La Banca centrale olandese (la DNB) ha spostato 86 tonnellate d’oro dagli Stati Uniti e dal Canada a Londra.
86.000 Kg di oro. Che sono tipo… 57 automobili di dimensioni medie o 2 aerei di linea. Anche se 86 tonnellate d’oro occupano appena 4,45 metri cubi.

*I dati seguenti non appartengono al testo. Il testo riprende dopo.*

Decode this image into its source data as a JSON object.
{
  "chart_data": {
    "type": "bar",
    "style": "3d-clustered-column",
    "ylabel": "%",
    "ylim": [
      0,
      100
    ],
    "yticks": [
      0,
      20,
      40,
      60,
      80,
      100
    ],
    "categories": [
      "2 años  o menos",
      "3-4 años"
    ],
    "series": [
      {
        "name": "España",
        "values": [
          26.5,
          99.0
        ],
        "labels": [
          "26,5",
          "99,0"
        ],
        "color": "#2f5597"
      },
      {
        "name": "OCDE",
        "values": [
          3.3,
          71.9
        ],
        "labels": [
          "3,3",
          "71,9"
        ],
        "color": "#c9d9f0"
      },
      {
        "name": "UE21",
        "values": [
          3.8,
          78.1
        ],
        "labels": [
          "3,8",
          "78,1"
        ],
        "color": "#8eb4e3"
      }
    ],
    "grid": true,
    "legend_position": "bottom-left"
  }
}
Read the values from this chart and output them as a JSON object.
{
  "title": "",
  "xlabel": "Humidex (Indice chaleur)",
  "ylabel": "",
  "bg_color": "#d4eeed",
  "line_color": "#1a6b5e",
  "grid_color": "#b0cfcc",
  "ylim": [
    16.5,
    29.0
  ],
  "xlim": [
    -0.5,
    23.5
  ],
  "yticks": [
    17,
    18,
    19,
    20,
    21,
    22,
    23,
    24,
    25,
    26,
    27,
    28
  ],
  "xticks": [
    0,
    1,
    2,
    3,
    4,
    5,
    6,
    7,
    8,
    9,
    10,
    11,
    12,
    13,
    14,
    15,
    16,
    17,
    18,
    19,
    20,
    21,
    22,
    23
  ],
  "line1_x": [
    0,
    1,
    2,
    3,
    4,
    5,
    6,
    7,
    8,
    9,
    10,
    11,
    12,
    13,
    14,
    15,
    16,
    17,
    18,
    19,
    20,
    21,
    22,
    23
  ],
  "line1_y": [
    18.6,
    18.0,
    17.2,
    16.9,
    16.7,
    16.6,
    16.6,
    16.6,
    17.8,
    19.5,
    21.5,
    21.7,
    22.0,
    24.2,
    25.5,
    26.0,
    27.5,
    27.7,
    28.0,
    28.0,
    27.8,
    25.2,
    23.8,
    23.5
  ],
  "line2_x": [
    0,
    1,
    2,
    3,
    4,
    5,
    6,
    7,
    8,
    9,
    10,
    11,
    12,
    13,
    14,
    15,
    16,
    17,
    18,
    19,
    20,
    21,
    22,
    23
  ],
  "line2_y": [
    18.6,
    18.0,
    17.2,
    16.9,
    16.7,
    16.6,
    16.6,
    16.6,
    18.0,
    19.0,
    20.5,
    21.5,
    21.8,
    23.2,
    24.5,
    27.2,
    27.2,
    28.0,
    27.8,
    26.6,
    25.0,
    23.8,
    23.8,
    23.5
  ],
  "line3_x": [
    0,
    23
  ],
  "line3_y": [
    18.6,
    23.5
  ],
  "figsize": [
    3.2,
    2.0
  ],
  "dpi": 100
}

L’operazione, non fatta tutta in un colpo ma condotta tra marzo e agosto 2026, ha portato la quota di oro custodita nel Regno Unito dal 18,1% al 32,1% del totale.
Il valore trasferito supera i 10 miliardi di euro.
Ma perchè trasferire tutto quell’oro?
Il presidente Olaf Sleijpen ha spiegato la scelta usando una parola precisa: resilienza. A Londra l’oro è considerato lo standard più liquido al mondo, negoziabile in tempi rapidi in caso di crisi grave.
E la DNB non è la prima banca centrale europea a muoversi in questa direzione. Anche la Francia ha trasferito 129 tonnellate d’oro dalla Federal Reserve di New York verso l’Europa tra luglio 2025 e gennaio 2026.
Il filo conduttore è lo stesso in entrambi i casi: ridurre la dipendenza da un’unica giurisdizione per gli asset di riserva più strategici, in un contesto dove la prevedibilità dell’accesso conta quanto il valore dell’asset stesso.
La sovranità monetaria europea si costruisce anche così, con infrastrutture di custodia e di accesso ai fondi che non dipendono da un’unica controparte estera.
L’oro resta centrale nelle strategie di riserva perché offre qualcosa che pochi altri asset garantiscono ancora: zero rischio di controparte e zero dipendenza da un sistema di pagamento terzo.
Poi, i complottisti potrebbero sempre dire: perchè lo fanno ora? Non è che sanno qualcosa, non è che sta per succedere qualcosa…
Vabbè ma perchè trasferire l’oro a Londra?
Perché Londra è il centro mondiale del mercato fisico dell’oro, non per motivi di sicurezza.
Nel London Bullion Market ci sono i grandi dealer, le raffinerie che rispettano gli standard di trading internazionali (i famosi “good delivery bars”), e la Bank of England che funge da custode per decine di banche centrali contemporaneamente. Questo crea liquidità: se la DNB dovesse vendere oro in fretta durante una crisi, a Londra troverebbe controparti pronte a comprare in poche ore.
L’oro tenuto in patria (il 30,8% di DNB, ad Amsterdam) non è meno sicuro, ma è meno “immediatamente negoziabile”. Serve più tempo per organizzare una vendita, trasportarlo, verificarne gli standard, trovare compratori.
È lo stesso motivo per cui l’oro non viene tenuto tutto in patria fin da subito: la diversificazione geografica serve proprio a bilanciare due esigenze diverse: sicurezza fisica (meglio se distribuita su più giurisdizioni) e prontezza operativa (meglio se concentrata dove il mercato è più liquido).